Starting something. Let's see how long it lasts.
Monday, April 29
Monday, April 22
Slow
I have this feeling of slowness. It's like I'm not quite fully awake yet. I do a movement and it happens in a very slow motion, and it makes me feel weird. Yet I'm still not out of it. I need to take a shower so I could get up and not be lazy like all those other days. I hate been lazy, but I can't help it. Since I have nothing to do I just stay in be until it's time to get up, which is about an hour before mom gets home, and jump in to the shower. This quarter has got me all fucked up. I only to go to school Tuesdays and Thursdays from 1pm-8pm, and I only work weds plus the weekend. Which leaves me with Monday all to myself and though I usually say that Mondays will be my homework days. I never really get to do the things I have to do. And I have this shit of not doing what I say I will do. Like getting my fucken passport. I've yet to go take a picture, a descent one, so I could turn in my application. And since I really need it by July the whole stalling thing might not work for me in the long run. I should definitely get on that shit so I don't have to worry about it anymore.

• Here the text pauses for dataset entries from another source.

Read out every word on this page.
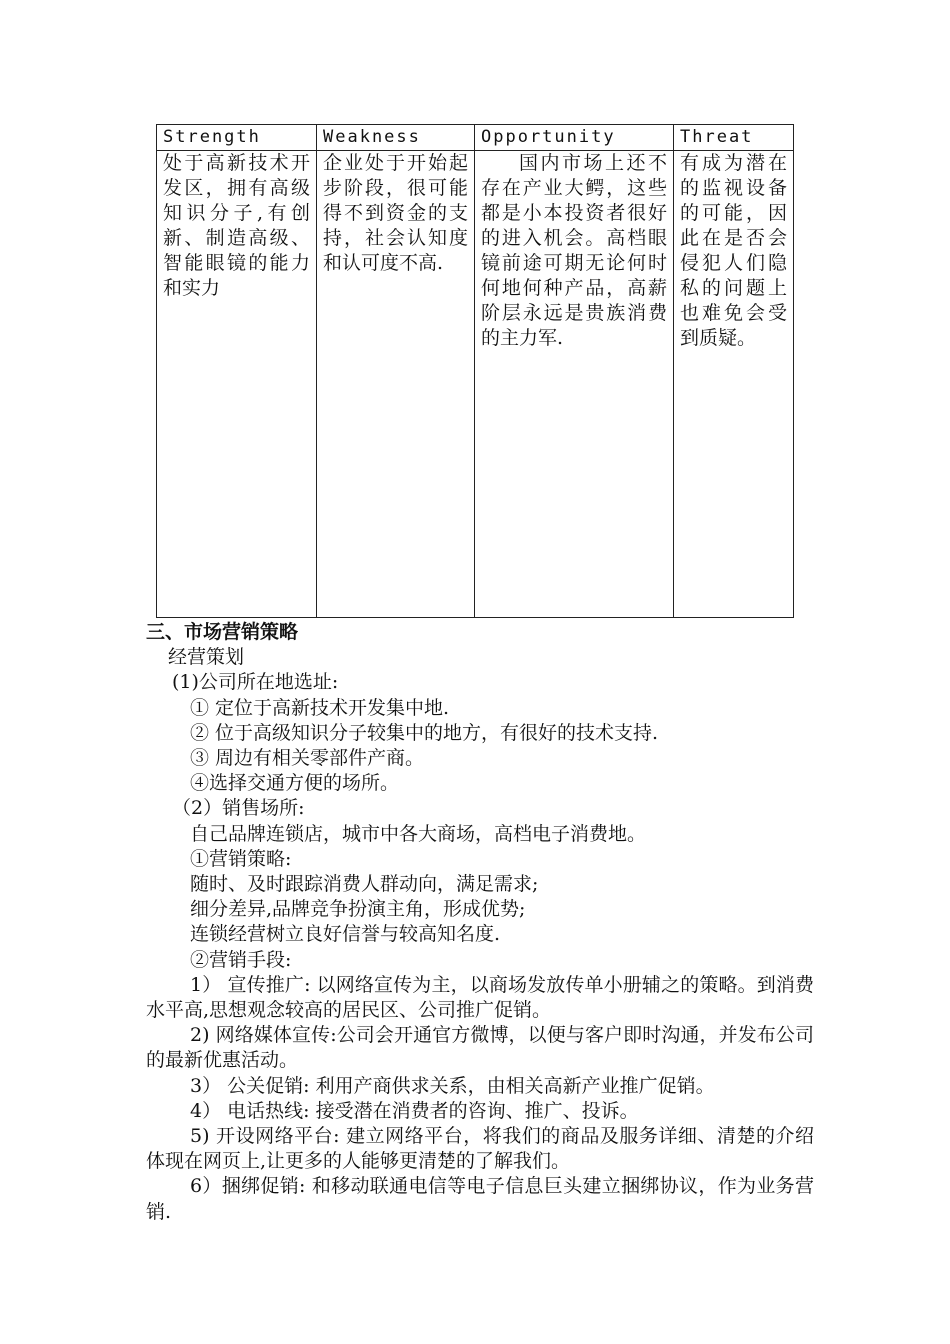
Strength	Weakness	Opportunity	Threat
处于高新技术开发区，拥有高级知识分子,有创新、制造高级、智能眼镜的能力和实力	企业处于开始起步阶段，很可能得不到资金的支持，社会认知度和认可度不高.	国内市场上还不存在产业大鳄，这些都是小本投资者很好的进入机会。高档眼镜前途可期无论何时何地何种产品，高薪阶层永远是贵族消费的主力军.	有成为潜在的监视设备的可能，因此在是否会侵犯人们隐私的问题上也难免会受到质疑。
三、市场营销策略
经营策划
(1)公司所在地选址:
① 定位于高新技术开发集中地.
② 位于高级知识分子较集中的地方，有很好的技术支持.
③ 周边有相关零部件产商。
④选择交通方便的场所。
（2）销售场所:
自己品牌连锁店，城市中各大商场，高档电子消费地。
①营销策略:
随时、及时跟踪消费人群动向，满足需求;
细分差异,品牌竞争扮演主角，形成优势;
连锁经营树立良好信誉与较高知名度.
②营销手段:
1） 宣传推广: 以网络宣传为主，以商场发放传单小册辅之的策略。到消费水平高,思想观念较高的居民区、公司推广促销。
2) 网络媒体宣传:公司会开通官方微博，以便与客户即时沟通，并发布公司的最新优惠活动。
3） 公关促销: 利用产商供求关系，由相关高新产业推广促销。
4） 电话热线: 接受潜在消费者的咨询、推广、投诉。
5) 开设网络平台: 建立网络平台，将我们的商品及服务详细、清楚的介绍体现在网页上,让更多的人能够更清楚的了解我们。
6）捆绑促销: 和移动联通电信等电子信息巨头建立捆绑协议，作为业务营销.
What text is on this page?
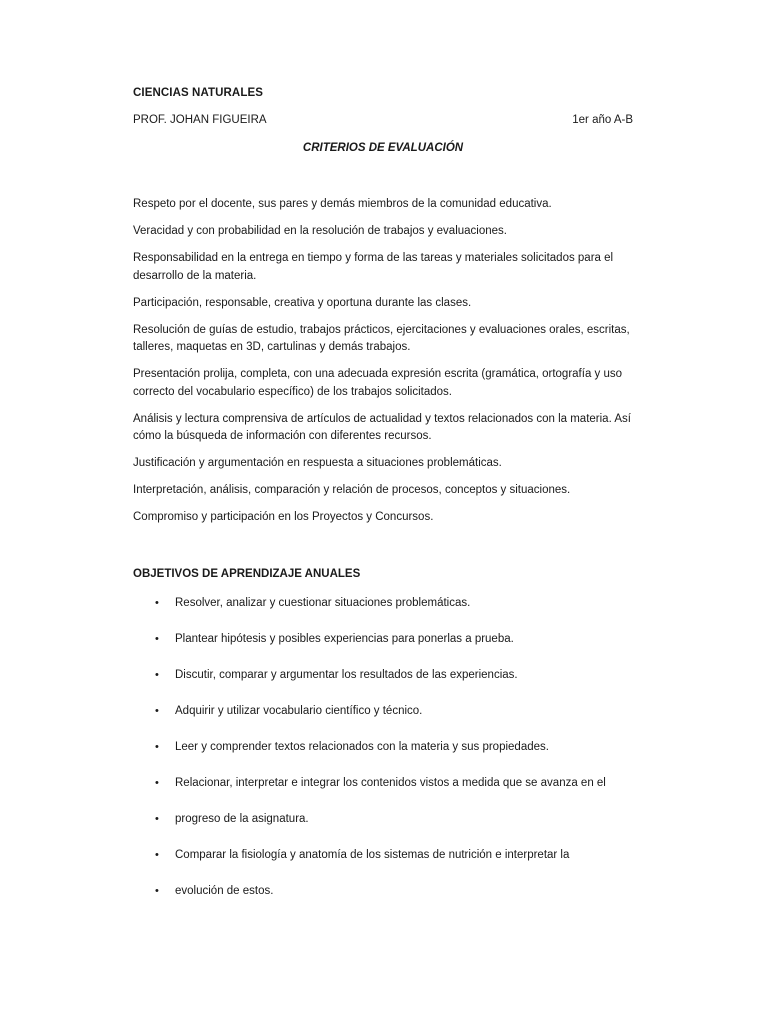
CIENCIAS NATURALES
PROF. JOHAN FIGUEIRA	1er año A-B
CRITERIOS DE EVALUACIÓN
Respeto por el docente, sus pares y demás miembros de la comunidad educativa.
Veracidad y con probabilidad en la resolución de trabajos y evaluaciones.
Responsabilidad en la entrega en tiempo y forma de las tareas y materiales solicitados para el desarrollo de la materia.
Participación, responsable, creativa y oportuna durante las clases.
Resolución de guías de estudio, trabajos prácticos, ejercitaciones y evaluaciones orales, escritas, talleres, maquetas en 3D, cartulinas y demás trabajos.
Presentación prolija, completa, con una adecuada expresión escrita (gramática, ortografía y uso correcto del vocabulario específico) de los trabajos solicitados.
Análisis y lectura comprensiva de artículos de actualidad y textos relacionados con la materia. Así cómo la búsqueda de información con diferentes recursos.
Justificación y argumentación en respuesta a situaciones problemáticas.
Interpretación, análisis, comparación y relación de procesos, conceptos y situaciones.
Compromiso y participación en los Proyectos y Concursos.
OBJETIVOS DE APRENDIZAJE ANUALES
• Resolver, analizar y cuestionar situaciones problemáticas.
• Plantear hipótesis y posibles experiencias para ponerlas a prueba.
• Discutir, comparar y argumentar los resultados de las experiencias.
• Adquirir y utilizar vocabulario científico y técnico.
• Leer y comprender textos relacionados con la materia y sus propiedades.
• Relacionar, interpretar e integrar los contenidos vistos a medida que se avanza en el
• progreso de la asignatura.
• Comparar la fisiología y anatomía de los sistemas de nutrición e interpretar la
• evolución de estos.
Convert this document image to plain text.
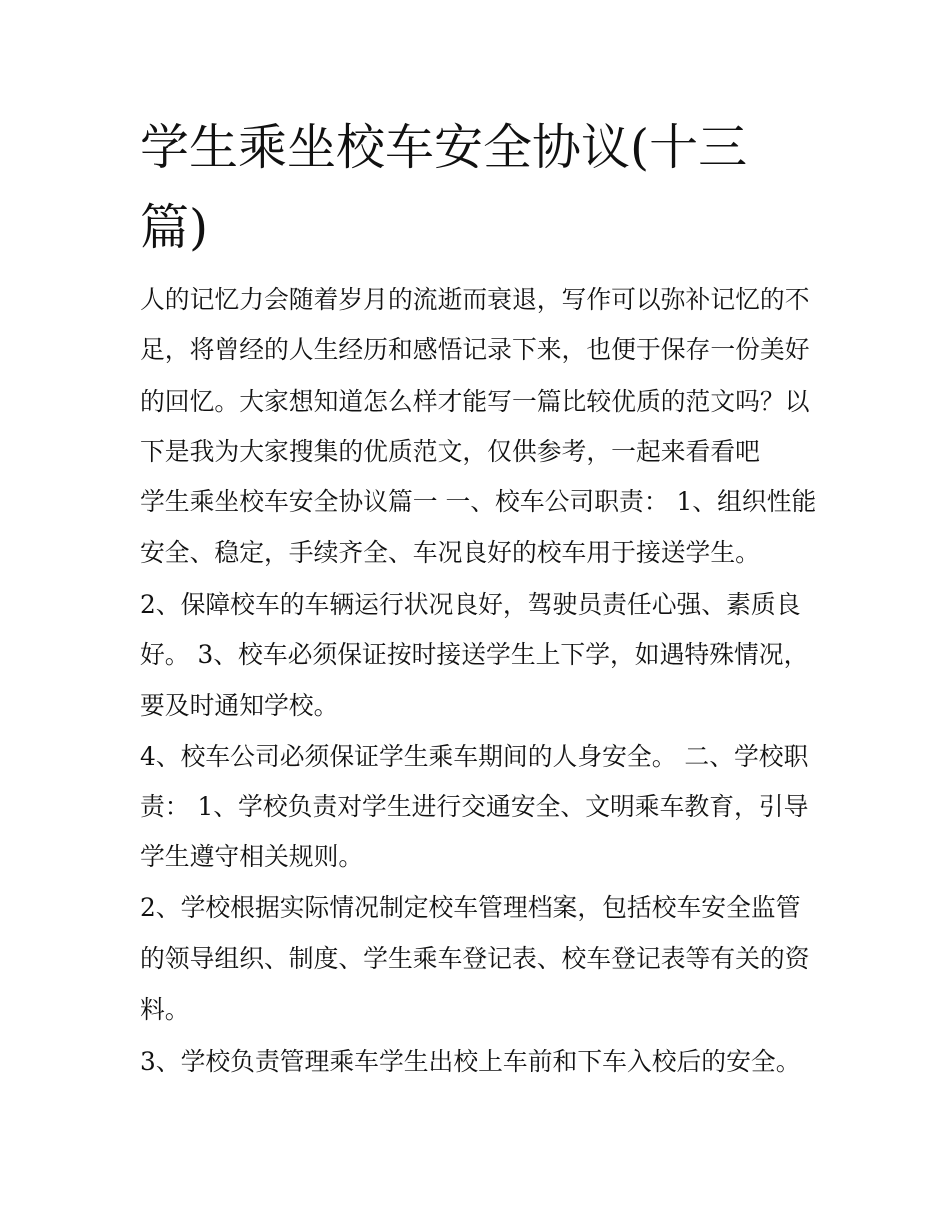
学生乘坐校车安全协议(十三
篇)
人的记忆力会随着岁月的流逝而衰退，写作可以弥补记忆的不
足，将曾经的人生经历和感悟记录下来，也便于保存一份美好
的回忆。大家想知道怎么样才能写一篇比较优质的范文吗？以
下是我为大家搜集的优质范文，仅供参考，一起来看看吧
学生乘坐校车安全协议篇一 一、校车公司职责： 1、组织性能
安全、稳定，手续齐全、车况良好的校车用于接送学生。
2、保障校车的车辆运行状况良好，驾驶员责任心强、素质良
好。 3、校车必须保证按时接送学生上下学，如遇特殊情况，
要及时通知学校。
4、校车公司必须保证学生乘车期间的人身安全。 二、学校职
责： 1、学校负责对学生进行交通安全、文明乘车教育，引导
学生遵守相关规则。
2、学校根据实际情况制定校车管理档案，包括校车安全监管
的领导组织、制度、学生乘车登记表、校车登记表等有关的资
料。
3、学校负责管理乘车学生出校上车前和下车入校后的安全。
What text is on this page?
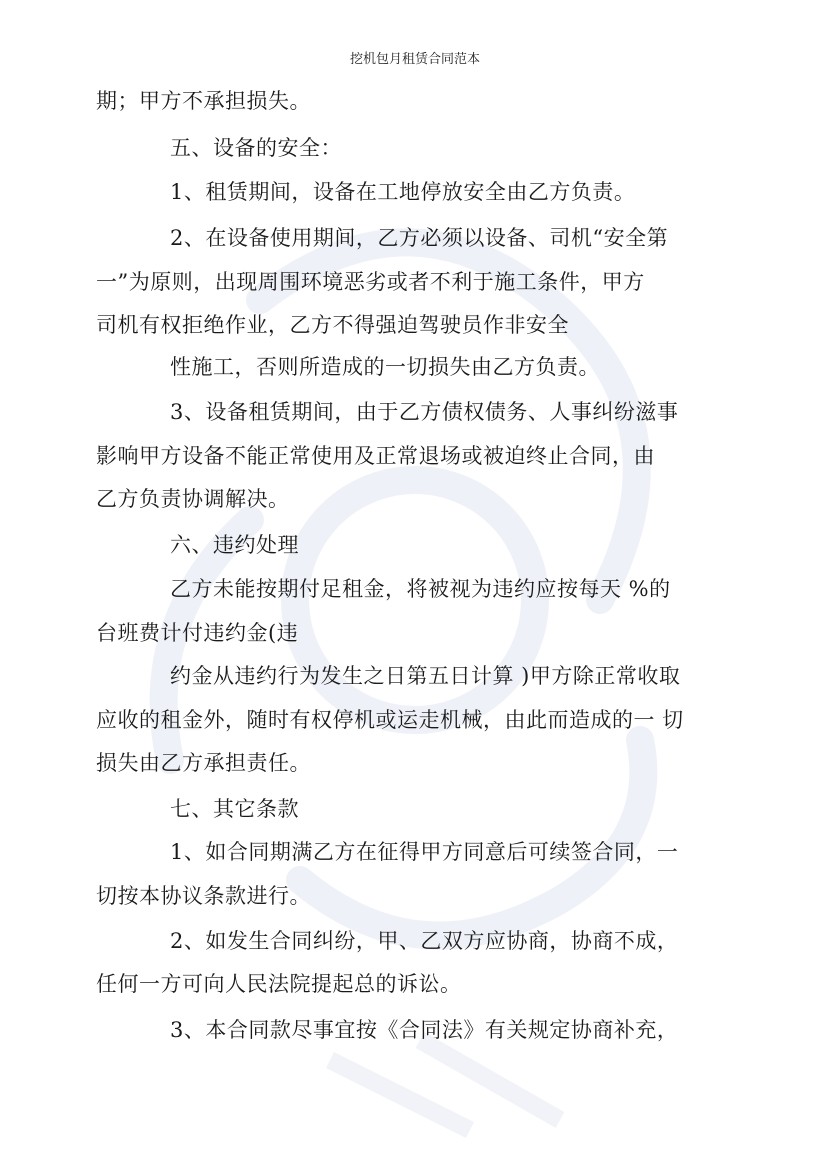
挖机包月租赁合同范本
期；甲方不承担损失。
五、设备的安全：
1、租赁期间，设备在工地停放安全由乙方负责。
2、在设备使用期间，乙方必须以设备、司机“安全第
一”为原则，出现周围环境恶劣或者不利于施工条件，甲方
司机有权拒绝作业，乙方不得强迫驾驶员作非安全
性施工，否则所造成的一切损失由乙方负责。
3、设备租赁期间，由于乙方债权债务、人事纠纷滋事
影响甲方设备不能正常使用及正常退场或被迫终止合同，由
乙方负责协调解决。
六、违约处理
乙方未能按期付足租金，将被视为违约应按每天 %的
台班费计付违约金(违
约金从违约行为发生之日第五日计算 )甲方除正常收取
应收的租金外，随时有权停机或运走机械，由此而造成的一 切
损失由乙方承担责任。
七、其它条款
1、如合同期满乙方在征得甲方同意后可续签合同，一
切按本协议条款进行。
2、如发生合同纠纷，甲、乙双方应协商，协商不成，
任何一方可向人民法院提起总的诉讼。
3、本合同款尽事宜按《合同法》有关规定协商补充，
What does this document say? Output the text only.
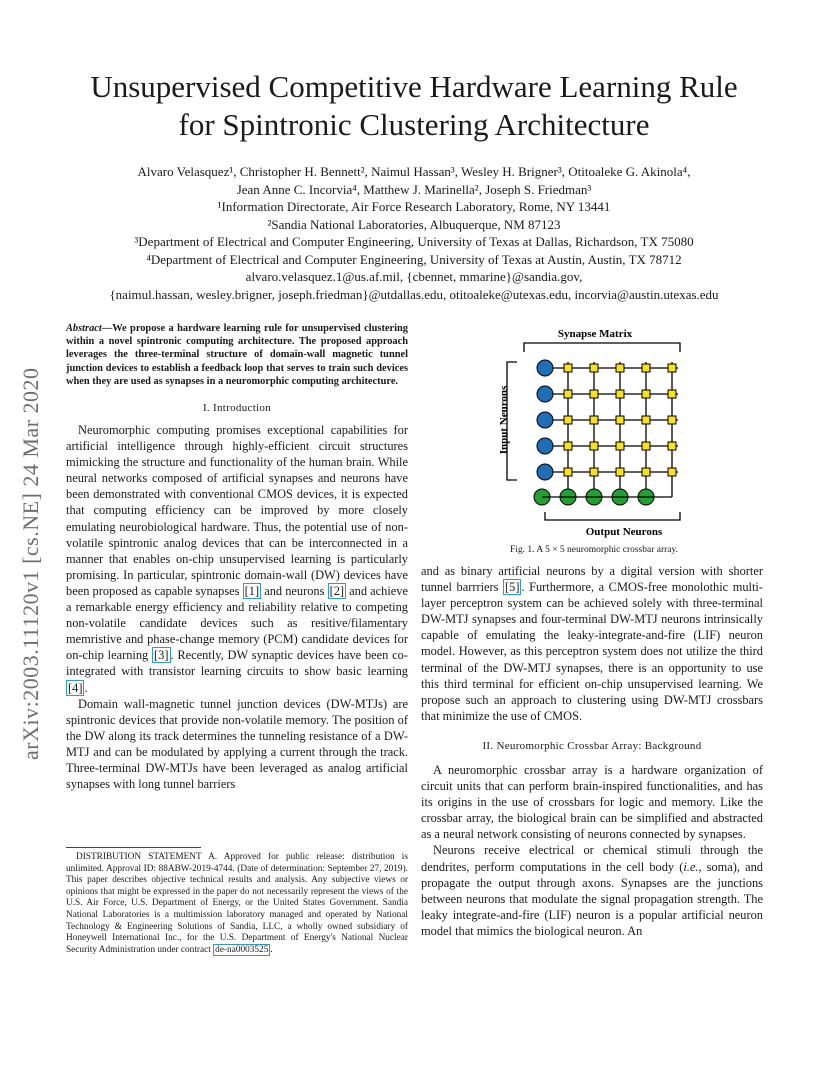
arXiv:2003.11120v1 [cs.NE] 24 Mar 2020
Unsupervised Competitive Hardware Learning Rule
for Spintronic Clustering Architecture
Alvaro Velasquez¹, Christopher H. Bennett², Naimul Hassan³, Wesley H. Brigner³, Otitoaleke G. Akinola⁴,
Jean Anne C. Incorvia⁴, Matthew J. Marinella², Joseph S. Friedman³
¹Information Directorate, Air Force Research Laboratory, Rome, NY 13441
²Sandia National Laboratories, Albuquerque, NM 87123
³Department of Electrical and Computer Engineering, University of Texas at Dallas, Richardson, TX 75080
⁴Department of Electrical and Computer Engineering, University of Texas at Austin, Austin, TX 78712
alvaro.velasquez.1@us.af.mil, {cbennet, mmarine}@sandia.gov,
{naimul.hassan, wesley.brigner, joseph.friedman}@utdallas.edu, otitoaleke@utexas.edu, incorvia@austin.utexas.edu

Abstract—We propose a hardware learning rule for unsupervised clustering within a novel spintronic computing architecture. The proposed approach leverages the three-terminal structure of domain-wall magnetic tunnel junction devices to establish a feedback loop that serves to train such devices when they are used as synapses in a neuromorphic computing architecture.

I. Introduction

Neuromorphic computing promises exceptional capabilities for artificial intelligence through highly-efficient circuit structures mimicking the structure and functionality of the human brain. While neural networks composed of artificial synapses and neurons have been demonstrated with conventional CMOS devices, it is expected that computing efficiency can be improved by more closely emulating neurobiological hardware. Thus, the potential use of non-volatile spintronic analog devices that can be interconnected in a manner that enables on-chip unsupervised learning is particularly promising. In particular, spintronic domain-wall (DW) devices have been proposed as capable synapses [1] and neurons [2] and achieve a remarkable energy efficiency and reliability relative to competing non-volatile candidate devices such as resitive/filamentary memristive and phase-change memory (PCM) candidate devices for on-chip learning [3] . Recently, DW synaptic devices have been co-integrated with transistor learning circuits to show basic learning [4] .

Domain wall-magnetic tunnel junction devices (DW-MTJs) are spintronic devices that provide non-volatile memory. The position of the DW along its track determines the tunneling resistance of a DW-MTJ and can be modulated by applying a current through the track. Three-terminal DW-MTJs have been leveraged as analog artificial synapses with long tunnel barriers

DISTRIBUTION STATEMENT A. Approved for public release: distribution is unlimited. Approval ID: 88ABW-2019-4744. (Date of determination: September 27, 2019). This paper describes objective technical results and analysis. Any subjective views or opinions that might be expressed in the paper do not necessarily represent the views of the U.S. Air Force, U.S. Department of Energy, or the United States Government. Sandia National Laboratories is a multimission laboratory managed and operated by National Technology & Engineering Solutions of Sandia, LLC, a wholly owned subsidiary of Honeywell International Inc., for the U.S. Department of Energy's National Nuclear Security Administration under contract de-na0003525 .
Synapse Matrix
Input Neurons
Output Neurons
Fig. 1. A 5 × 5 neuromorphic crossbar array.

and as binary artificial neurons by a digital version with shorter tunnel barrriers [5] . Furthermore, a CMOS-free monolothic multi-layer perceptron system can be achieved solely with three-terminal DW-MTJ synapses and four-terminal DW-MTJ neurons intrinsically capable of emulating the leaky-integrate-and-fire (LIF) neuron model. However, as this perceptron system does not utilize the third terminal of the DW-MTJ synapses, there is an opportunity to use this third terminal for efficient on-chip unsupervised learning. We propose such an approach to clustering using DW-MTJ crossbars that minimize the use of CMOS.

II. Neuromorphic Crossbar Array: Background

A neuromorphic crossbar array is a hardware organization of circuit units that can perform brain-inspired functionalities, and has its origins in the use of crossbars for logic and memory. Like the crossbar array, the biological brain can be simplified and abstracted as a neural network consisting of neurons connected by synapses.

Neurons receive electrical or chemical stimuli through the dendrites, perform computations in the cell body (i.e., soma), and propagate the output through axons. Synapses are the junctions between neurons that modulate the signal propagation strength. The leaky integrate-and-fire (LIF) neuron is a popular artificial neuron model that mimics the biological neuron. An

I guess I've slowly come to my full senses and don't have that feeling of slowness anymore.
Some thoughts
I'm obsessed with Hemlock Grove. Why? Well it's a good show and it's quite interesting. And since I'm back on Netflix, paying those 7.99 a month and what not, I will watch to my gusto. The problem with been obsessed with shows though, you never want them to end and at a certain point your eyes can't stand the bright screen any more. Oh well. Some things you just have to deal with. Waking up and feeling like shit for sleeping for a long a time is another thing I hate.